|THE ROLE OF THE CONSULTANT
Finding personnel that are qualified as experts in each of these fields is an unreasonable and potentially daunting task, especially since the Asian Golf Industry has to date not been fortunate enough to acquire sufficient support from local suppliers in the Region to fund and facilitate turf schools and continuing education.
The Golf Course industry is extremely diverse, and requires specialized knowledge in a vast array of professions. In the management of a golf course, the Owners and their Staff face issues daily in diagnosing and solving agronomic problems and prioritizing maintenance, irrigation, drainage and nutritional needs for the turf. In many cases, they also need to plan and confirm the need for capital projects, capital equipment needs, lake and water resource management, tree management, architecture and facility design and safety.
Working with a Consultant
Consultants are very often called in after a problem has occurred, but in the long-run they could be used more effectively if meetings were scheduled on a regular basis as more of a preventative measure. Regular site visits enable a Consultant to understand the issues at a facility better, and to potentially be able to forecast major problems before they arise. This also allows the facility to communicate with the Consultant by e-mail, so that they can answer questions or, for example, provide a diagnosis by viewing just a few digital images sent by the Club. Regular visits also provide a written historical record of the progress or decline of a facility that can be used to plan additional resources and recommend improvements where required.

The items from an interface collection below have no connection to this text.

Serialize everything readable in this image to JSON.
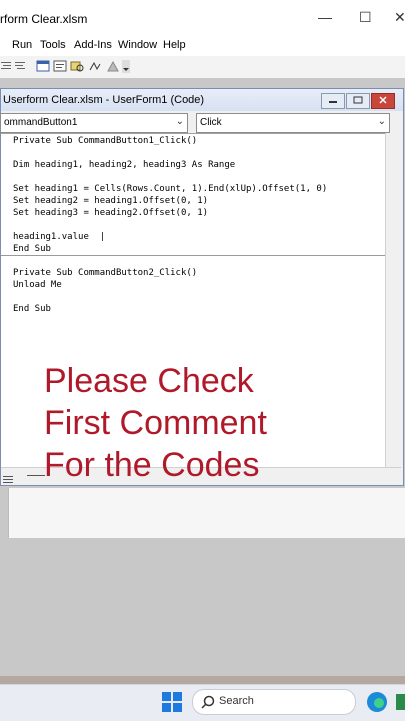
{
  "window": {
    "title": "rform Clear.xlsm",
    "minimize": "—",
    "maximize": "☐",
    "close": "✕"
  },
  "menu": {
    "items": [
      "Run",
      "Tools",
      "Add-Ins",
      "Window",
      "Help"
    ]
  },
  "code_window": {
    "title": "Userform Clear.xlsm - UserForm1 (Code)",
    "object_combo": "ommandButton1",
    "procedure_combo": "Click",
    "lines": [
      "Private Sub CommandButton1_Click()",
      "",
      "Dim heading1, heading2, heading3 As Range",
      "",
      "Set heading1 = Cells(Rows.Count, 1).End(xlUp).Offset(1, 0)",
      "Set heading2 = heading1.Offset(0, 1)",
      "Set heading3 = heading2.Offset(0, 1)",
      "",
      "heading1.value  |",
      "End Sub",
      "Private Sub CommandButton2_Click()",
      "Unload Me",
      "",
      "End Sub"
    ]
  },
  "overlay": {
    "line1": "Please Check",
    "line2": "First Comment",
    "line3": "For the Codes"
  },
  "taskbar": {
    "search_label": "Search"
  },
  "colors": {
    "overlay_text": "#b0192a",
    "keyword": "#00008b",
    "close_button": "#c8473a"
  }
}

Choosing the right Consultant
Local and regional knowledge is a most beneficial attribute when selecting a Consultant. More importantly, the Consultant must possess a high level of integrity and credibility if their recommendations are to be taken seriously. They must always act in the best interest of the Owners, Members, Club and Facility. Be sure to check their references and specific knowledge closely when selecting the right candidate for the task.
Most Consultants choose to work with the Golf Course Superintendent in a positive aspect, always looking for ways to improve the facility with the resources available. The retaining of a Consultant should not be viewed as a threat, but rather as an educational experience. Gaining knowledge and being able to control all aspects of the golf course site goes a long way towards meeting the responsibility that is granted to a Golf Course Superintendent. Consultants can potentially fill the knowledge and experience gap as a continually-evolving industry presents new challenges to the profession.
A good Consultant will provide valuable recommendations that may be required to improve the course conditions so as to meet the expectations of its Members. It is then up to the Owners, the Committee and / or Membership to decide whether or not to provide the resources that may be required to implement improvement programmes and practices.